По данным переписи населения, 80% граждан России — русские. Согласитесь, это своего рода статистическая подпорка лозунга «Россия — для русских». Разве не так?
Не так. Наше государство как было, так и остается империей, но — империей внутренней, сохраняющей рубцы старой колониальной империи. Если вы посмотрите на карту, то примерно 40% территорий — это места компактного расселения других этнических групп. Не кварталы мигрантов, как в той же Франции, а обширные ареалы этнического расселения. Я имею в виду Татарстан, Якутию, Калмыкию и другие территории. Поддержание целостности такого государства невозможно, если на вооружение будет взят — и берется! — лозунг «Россия — для русских». Тем не менее этот лозунг используется, он становится все более популярным, а отсюда и рост ксенофобии. И причины роста фобий очевидны. Первая: не только меньшинства, но даже большинство не чувствует себя хозяином страны, а потому оно компенсирует эту свою политическую нереализованность демонстрацией себя как хозяина по отношению к приезжим, ролью «старшего брата» по отношению к меньшинствам.

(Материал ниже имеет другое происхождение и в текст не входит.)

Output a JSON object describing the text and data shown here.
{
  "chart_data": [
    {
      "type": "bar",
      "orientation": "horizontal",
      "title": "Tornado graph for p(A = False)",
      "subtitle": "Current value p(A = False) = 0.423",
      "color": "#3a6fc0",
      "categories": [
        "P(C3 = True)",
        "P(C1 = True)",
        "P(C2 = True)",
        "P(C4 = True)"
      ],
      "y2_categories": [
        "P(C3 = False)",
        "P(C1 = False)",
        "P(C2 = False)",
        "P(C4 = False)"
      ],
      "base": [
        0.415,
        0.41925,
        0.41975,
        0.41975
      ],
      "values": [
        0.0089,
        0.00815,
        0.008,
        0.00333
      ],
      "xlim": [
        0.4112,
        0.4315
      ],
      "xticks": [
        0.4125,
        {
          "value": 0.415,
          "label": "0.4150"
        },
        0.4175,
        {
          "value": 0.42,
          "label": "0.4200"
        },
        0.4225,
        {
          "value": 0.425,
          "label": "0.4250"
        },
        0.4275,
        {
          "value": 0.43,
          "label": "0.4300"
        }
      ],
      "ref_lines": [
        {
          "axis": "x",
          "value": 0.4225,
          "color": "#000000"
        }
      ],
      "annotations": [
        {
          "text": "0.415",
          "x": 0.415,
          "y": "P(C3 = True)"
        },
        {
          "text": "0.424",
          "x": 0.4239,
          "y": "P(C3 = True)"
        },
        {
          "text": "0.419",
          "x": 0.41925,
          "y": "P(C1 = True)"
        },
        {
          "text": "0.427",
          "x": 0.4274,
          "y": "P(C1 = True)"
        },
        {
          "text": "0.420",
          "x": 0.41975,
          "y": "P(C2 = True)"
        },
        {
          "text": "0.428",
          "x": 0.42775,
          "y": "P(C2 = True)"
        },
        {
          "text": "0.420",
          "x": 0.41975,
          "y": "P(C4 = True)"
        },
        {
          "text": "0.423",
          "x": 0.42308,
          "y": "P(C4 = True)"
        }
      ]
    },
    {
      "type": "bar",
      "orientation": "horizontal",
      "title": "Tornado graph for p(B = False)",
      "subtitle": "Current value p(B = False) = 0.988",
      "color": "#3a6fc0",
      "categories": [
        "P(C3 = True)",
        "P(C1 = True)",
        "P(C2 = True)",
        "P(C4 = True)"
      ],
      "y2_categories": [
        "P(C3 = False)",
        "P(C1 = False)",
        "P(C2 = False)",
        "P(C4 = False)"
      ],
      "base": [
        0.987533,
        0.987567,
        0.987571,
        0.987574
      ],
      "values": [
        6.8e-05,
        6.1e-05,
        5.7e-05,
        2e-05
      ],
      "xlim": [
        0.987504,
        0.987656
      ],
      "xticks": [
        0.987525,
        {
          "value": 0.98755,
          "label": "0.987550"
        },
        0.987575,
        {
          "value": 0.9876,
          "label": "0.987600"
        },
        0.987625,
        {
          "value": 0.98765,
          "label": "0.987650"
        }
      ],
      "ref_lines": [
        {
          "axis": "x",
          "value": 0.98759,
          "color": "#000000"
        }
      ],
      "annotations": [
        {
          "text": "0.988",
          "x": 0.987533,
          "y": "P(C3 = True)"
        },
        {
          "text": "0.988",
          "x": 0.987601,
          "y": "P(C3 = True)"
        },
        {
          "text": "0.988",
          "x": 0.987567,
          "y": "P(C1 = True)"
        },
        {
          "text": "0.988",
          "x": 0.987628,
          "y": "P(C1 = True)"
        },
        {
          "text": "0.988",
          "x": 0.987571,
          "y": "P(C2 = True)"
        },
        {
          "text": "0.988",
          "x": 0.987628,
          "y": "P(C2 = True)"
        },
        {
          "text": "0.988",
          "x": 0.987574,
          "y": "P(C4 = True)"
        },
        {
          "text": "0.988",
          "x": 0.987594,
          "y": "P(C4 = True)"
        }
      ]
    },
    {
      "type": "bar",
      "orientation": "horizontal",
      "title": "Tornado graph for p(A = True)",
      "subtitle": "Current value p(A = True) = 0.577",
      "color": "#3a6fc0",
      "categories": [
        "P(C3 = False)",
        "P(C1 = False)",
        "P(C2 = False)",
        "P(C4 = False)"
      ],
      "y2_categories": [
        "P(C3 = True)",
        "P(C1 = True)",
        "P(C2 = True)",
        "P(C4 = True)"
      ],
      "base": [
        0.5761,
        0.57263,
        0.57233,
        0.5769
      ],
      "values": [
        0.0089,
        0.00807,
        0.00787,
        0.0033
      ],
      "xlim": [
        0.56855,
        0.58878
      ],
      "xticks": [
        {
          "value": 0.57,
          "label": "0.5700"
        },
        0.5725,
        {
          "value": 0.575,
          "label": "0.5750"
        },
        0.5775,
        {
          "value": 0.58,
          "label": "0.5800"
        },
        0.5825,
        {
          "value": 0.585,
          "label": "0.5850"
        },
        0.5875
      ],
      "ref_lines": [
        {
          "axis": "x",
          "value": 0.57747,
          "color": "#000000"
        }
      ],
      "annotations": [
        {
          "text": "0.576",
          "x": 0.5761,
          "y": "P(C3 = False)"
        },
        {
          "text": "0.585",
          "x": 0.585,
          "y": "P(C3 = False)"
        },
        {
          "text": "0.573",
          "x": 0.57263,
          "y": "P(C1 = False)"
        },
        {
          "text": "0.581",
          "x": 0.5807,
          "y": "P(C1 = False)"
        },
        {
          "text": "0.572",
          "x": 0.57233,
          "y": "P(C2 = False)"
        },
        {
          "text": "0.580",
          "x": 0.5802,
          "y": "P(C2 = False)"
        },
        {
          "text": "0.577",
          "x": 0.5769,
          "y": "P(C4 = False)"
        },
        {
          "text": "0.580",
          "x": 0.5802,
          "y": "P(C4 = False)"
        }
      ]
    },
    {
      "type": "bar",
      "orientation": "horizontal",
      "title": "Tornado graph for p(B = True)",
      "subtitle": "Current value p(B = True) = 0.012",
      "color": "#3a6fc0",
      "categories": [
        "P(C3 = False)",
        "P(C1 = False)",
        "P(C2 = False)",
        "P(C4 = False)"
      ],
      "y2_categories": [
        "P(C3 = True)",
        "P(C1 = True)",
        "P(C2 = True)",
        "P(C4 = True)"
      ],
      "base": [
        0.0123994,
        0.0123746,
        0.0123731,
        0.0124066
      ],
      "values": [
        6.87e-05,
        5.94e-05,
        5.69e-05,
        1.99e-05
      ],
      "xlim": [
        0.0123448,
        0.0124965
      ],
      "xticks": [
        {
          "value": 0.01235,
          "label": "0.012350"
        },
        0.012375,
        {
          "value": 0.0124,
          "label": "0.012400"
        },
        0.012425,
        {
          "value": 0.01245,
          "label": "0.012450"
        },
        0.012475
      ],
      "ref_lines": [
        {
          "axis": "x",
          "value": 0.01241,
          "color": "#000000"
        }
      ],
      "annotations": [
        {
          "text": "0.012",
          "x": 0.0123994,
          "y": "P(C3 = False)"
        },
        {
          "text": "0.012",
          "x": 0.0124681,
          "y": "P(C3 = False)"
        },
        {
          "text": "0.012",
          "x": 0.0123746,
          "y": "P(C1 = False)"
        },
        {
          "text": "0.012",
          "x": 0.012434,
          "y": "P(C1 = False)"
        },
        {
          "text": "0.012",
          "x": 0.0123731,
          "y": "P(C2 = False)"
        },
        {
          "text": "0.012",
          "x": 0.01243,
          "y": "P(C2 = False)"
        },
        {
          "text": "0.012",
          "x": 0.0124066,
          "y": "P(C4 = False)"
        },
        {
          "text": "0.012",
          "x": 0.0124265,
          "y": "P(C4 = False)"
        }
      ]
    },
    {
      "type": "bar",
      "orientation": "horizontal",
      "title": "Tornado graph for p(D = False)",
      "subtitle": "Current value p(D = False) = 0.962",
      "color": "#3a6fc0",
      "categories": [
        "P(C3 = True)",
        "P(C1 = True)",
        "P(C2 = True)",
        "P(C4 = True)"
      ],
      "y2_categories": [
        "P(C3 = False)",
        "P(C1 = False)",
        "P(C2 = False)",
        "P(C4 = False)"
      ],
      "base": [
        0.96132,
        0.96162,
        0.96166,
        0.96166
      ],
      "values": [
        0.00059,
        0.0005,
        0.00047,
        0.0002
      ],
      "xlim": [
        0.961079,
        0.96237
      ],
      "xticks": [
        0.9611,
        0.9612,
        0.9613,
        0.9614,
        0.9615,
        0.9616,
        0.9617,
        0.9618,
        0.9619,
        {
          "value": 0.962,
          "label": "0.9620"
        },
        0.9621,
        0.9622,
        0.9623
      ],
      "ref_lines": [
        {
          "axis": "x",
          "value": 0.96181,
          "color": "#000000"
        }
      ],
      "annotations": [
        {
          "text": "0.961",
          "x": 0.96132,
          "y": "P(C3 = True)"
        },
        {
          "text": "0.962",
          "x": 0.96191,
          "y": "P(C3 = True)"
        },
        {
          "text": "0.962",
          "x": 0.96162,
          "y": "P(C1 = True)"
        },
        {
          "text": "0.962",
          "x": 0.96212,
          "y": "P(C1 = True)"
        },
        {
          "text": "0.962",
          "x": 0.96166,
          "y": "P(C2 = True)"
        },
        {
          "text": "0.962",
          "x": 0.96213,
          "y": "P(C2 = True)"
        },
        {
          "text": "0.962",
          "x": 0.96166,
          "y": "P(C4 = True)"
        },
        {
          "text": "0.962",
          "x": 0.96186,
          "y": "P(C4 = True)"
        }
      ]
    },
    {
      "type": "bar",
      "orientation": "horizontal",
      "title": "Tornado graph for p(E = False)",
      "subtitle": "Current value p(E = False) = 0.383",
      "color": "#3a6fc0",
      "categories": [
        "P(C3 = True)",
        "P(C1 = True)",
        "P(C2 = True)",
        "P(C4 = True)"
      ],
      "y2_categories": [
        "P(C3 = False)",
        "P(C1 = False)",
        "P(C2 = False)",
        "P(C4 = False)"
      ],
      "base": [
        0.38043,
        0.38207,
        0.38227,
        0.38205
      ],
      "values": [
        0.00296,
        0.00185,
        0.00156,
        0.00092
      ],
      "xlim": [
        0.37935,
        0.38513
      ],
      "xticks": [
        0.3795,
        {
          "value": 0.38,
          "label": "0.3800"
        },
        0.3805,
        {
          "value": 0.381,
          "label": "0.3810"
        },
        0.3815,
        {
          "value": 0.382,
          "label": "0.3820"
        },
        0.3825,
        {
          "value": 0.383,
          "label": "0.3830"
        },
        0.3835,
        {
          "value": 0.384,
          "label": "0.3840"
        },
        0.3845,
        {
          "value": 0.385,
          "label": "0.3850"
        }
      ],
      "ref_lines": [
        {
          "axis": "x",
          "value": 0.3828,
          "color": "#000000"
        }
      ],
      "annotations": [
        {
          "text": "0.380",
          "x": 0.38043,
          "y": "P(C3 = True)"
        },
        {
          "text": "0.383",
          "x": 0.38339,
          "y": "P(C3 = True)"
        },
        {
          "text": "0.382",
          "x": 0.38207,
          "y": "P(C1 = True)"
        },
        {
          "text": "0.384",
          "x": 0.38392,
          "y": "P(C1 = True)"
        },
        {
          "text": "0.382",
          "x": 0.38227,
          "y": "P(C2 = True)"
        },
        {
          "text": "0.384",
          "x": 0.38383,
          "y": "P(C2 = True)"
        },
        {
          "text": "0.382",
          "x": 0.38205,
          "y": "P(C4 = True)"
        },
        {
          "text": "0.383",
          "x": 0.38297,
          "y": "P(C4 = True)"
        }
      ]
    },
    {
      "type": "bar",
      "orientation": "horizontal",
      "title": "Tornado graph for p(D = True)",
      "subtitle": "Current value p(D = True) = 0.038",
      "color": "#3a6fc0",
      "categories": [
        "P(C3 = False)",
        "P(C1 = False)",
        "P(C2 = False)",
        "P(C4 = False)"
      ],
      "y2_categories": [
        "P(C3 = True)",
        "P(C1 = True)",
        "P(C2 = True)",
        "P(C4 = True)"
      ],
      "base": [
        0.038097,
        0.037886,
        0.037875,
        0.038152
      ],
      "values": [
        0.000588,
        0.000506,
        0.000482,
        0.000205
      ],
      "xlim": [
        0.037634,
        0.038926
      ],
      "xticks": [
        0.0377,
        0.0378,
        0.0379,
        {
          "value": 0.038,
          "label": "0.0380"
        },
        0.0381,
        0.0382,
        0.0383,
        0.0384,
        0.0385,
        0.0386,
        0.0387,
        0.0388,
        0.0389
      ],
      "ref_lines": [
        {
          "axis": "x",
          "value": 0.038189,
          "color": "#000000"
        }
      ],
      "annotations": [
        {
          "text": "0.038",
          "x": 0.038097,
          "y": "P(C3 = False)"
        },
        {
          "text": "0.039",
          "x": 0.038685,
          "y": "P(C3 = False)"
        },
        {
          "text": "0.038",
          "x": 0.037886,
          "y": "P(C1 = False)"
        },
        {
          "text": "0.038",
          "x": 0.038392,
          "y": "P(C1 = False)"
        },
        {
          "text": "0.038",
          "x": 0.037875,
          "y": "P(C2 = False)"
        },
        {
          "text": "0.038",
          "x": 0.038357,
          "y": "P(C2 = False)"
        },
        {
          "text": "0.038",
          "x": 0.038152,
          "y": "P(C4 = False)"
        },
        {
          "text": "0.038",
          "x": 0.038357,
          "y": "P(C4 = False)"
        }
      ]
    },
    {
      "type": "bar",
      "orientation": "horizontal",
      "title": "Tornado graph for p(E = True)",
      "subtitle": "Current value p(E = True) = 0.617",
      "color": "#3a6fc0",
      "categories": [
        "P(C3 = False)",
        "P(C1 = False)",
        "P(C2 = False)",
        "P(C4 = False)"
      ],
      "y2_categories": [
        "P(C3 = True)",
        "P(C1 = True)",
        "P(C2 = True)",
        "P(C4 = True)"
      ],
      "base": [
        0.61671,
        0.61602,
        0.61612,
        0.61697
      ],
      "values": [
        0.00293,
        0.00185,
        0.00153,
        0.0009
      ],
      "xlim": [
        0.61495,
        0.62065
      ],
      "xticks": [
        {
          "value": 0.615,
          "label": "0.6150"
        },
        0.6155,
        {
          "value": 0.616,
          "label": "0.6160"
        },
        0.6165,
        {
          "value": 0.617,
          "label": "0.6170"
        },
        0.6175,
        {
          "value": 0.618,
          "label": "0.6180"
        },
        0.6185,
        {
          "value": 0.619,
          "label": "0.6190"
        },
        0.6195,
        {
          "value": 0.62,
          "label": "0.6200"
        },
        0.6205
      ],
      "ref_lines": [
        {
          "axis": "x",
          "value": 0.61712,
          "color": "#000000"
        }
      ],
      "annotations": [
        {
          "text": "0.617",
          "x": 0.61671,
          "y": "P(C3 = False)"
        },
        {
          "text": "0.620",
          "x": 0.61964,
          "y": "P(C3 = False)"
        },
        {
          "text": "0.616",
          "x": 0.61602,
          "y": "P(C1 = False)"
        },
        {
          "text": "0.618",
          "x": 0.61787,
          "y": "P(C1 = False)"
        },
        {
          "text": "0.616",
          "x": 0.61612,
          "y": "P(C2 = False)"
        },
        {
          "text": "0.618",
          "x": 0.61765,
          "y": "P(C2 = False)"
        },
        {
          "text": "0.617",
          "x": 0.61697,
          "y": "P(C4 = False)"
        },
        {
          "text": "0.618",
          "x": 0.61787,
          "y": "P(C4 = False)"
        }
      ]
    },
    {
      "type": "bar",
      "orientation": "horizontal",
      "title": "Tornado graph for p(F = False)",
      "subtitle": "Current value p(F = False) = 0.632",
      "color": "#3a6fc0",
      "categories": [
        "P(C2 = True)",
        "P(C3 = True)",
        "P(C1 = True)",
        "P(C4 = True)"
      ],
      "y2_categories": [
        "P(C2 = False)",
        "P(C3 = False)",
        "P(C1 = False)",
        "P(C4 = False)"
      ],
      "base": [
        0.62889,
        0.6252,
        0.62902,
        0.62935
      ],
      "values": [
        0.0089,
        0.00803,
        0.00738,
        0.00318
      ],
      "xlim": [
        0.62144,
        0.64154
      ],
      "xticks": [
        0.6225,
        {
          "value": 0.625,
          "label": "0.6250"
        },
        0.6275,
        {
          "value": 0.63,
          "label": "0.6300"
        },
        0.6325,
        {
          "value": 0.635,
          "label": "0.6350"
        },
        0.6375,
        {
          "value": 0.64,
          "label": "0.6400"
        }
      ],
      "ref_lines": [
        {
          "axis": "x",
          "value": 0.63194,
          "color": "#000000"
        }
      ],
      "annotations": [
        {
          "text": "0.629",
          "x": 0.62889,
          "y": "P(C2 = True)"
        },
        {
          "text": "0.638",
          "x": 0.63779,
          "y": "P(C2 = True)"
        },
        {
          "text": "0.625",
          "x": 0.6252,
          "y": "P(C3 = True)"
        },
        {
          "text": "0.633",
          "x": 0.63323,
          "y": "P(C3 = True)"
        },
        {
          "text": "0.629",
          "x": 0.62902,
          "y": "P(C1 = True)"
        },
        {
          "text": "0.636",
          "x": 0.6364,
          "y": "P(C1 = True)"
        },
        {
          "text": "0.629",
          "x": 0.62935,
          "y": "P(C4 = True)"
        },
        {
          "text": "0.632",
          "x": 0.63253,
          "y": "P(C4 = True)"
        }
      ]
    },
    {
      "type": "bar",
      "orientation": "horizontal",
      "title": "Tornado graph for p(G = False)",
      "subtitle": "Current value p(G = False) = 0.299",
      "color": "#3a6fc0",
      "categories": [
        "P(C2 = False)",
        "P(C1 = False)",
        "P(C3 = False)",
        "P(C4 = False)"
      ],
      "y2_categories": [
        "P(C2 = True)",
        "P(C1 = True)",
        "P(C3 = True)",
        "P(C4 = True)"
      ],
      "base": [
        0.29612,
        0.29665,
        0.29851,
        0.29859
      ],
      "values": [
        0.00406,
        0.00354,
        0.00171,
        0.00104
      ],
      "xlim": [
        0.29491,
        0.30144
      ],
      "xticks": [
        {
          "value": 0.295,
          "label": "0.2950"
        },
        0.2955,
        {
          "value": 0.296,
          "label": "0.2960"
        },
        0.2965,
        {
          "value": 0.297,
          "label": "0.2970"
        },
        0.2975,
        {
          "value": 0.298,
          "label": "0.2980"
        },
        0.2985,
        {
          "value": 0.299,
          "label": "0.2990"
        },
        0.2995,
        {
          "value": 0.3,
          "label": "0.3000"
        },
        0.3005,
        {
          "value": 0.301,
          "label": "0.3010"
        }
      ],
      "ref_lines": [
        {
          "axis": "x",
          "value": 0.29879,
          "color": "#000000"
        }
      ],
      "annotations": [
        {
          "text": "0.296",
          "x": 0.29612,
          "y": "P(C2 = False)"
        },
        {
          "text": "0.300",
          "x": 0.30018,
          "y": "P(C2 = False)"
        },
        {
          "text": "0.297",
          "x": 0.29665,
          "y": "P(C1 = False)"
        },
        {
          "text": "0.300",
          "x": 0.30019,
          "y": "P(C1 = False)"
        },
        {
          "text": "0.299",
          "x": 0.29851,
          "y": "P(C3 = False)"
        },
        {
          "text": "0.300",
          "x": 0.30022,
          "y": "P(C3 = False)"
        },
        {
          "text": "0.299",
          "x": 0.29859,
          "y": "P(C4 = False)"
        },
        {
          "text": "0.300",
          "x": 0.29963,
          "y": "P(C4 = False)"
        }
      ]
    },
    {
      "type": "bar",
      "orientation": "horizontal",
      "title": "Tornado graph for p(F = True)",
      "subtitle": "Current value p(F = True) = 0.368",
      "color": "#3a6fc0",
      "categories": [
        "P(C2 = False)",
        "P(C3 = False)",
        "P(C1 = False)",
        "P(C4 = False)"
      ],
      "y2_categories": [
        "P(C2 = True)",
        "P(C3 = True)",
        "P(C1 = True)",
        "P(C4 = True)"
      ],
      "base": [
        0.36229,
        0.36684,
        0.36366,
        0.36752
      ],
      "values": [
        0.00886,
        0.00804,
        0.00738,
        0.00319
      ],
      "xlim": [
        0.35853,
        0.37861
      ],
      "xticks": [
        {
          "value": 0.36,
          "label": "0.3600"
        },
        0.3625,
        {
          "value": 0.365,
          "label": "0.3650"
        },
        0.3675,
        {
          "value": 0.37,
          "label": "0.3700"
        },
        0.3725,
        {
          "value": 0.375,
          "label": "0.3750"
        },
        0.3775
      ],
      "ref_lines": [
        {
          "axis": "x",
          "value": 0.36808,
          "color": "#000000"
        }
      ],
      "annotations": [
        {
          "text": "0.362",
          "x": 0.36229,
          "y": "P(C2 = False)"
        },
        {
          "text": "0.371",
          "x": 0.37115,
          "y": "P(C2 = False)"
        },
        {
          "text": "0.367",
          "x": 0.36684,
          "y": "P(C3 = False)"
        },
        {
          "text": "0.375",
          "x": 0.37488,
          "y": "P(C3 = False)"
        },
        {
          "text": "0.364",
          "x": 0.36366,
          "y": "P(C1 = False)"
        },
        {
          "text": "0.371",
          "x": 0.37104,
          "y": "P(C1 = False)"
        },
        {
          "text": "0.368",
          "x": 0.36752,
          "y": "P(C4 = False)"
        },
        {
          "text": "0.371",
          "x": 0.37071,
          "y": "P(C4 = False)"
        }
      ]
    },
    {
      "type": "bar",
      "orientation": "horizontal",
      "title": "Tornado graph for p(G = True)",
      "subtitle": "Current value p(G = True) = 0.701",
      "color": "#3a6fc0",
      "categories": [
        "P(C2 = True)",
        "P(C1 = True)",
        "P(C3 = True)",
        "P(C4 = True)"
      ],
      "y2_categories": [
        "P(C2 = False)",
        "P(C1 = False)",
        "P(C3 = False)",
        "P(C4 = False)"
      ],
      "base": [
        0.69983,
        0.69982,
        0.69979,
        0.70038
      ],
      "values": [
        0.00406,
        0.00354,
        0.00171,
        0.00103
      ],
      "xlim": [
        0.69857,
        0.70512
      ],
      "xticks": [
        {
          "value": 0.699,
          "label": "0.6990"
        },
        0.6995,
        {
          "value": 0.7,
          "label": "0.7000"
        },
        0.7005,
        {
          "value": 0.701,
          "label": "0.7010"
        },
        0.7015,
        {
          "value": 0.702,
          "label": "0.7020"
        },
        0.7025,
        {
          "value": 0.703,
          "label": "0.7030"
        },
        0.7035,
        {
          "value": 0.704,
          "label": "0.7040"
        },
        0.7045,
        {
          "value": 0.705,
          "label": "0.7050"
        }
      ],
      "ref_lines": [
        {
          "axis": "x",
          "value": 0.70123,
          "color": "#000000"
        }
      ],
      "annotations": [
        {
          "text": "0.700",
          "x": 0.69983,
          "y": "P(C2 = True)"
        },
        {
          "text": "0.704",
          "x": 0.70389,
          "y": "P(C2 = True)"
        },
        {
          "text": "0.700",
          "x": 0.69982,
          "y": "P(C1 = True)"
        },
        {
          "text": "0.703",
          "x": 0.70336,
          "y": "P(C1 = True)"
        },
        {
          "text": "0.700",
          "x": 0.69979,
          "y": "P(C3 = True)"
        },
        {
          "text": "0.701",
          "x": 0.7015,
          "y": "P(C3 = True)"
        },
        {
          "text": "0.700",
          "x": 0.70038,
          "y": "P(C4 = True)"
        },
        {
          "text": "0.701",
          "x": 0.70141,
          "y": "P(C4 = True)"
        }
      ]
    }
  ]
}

А отсюда — требования особых, дополнительных статусов. Хотя, казалось бы, зачем нужен дополнительный статус большинству? Если оно большинство и имеет реальную власть, если оно действительно, как в Конституции записано, источник власти, то больше никакого другого статуса не нужно. И поэтому статусы если и даются — естественно, в условиях демократических режимов, — то даются меньшинствам, которые из-за их малости не могут путем выборов реализовать свои политические и социальные права.
Но в странах, где демократии нет, где и граждан-то нет, а есть подданные, у этого самого большинства возникает такая, если хотите, ложная, меньшинская идеология: получить статус, получить преимущества на основе только того, что мы большинство, что мы здесь появились раньше, чем другие. Хотя вопрос — раньше или позже, всегда сомнителен. Кто тут был раньше? Татары были раньше, или славяне были раньше, или финно-угры были раньше?
Вторая причина, которая приводит к росту фобий, — это протестное поведение. Причем замечено, что в этнически однородных русских районах людей могут гнобить сколько и как угодно долго, они либо спиваются, либо уезжают, либо уходят на кухню, но не протестуют. Но стоит этому плохому принять образ чужого, как тотчас же возникает консолидация. Пример тому — Кондопога. Казалось бы, стандартная ситуация: два урки пристали к официанту, а тот пригласил «крышу». Чего тут необычного? Ничего. Но официант был не русский, а азербайджанец, и «крыша» была не русская, а чеченская. И когда вот это перемножилось: с одной стороны, социальный протест, с другой — острая реакция на этническое «не наше», — возник эффект погрома. Сегодня ситуация такова, что уровень протестного поведения естественно будет возрастать.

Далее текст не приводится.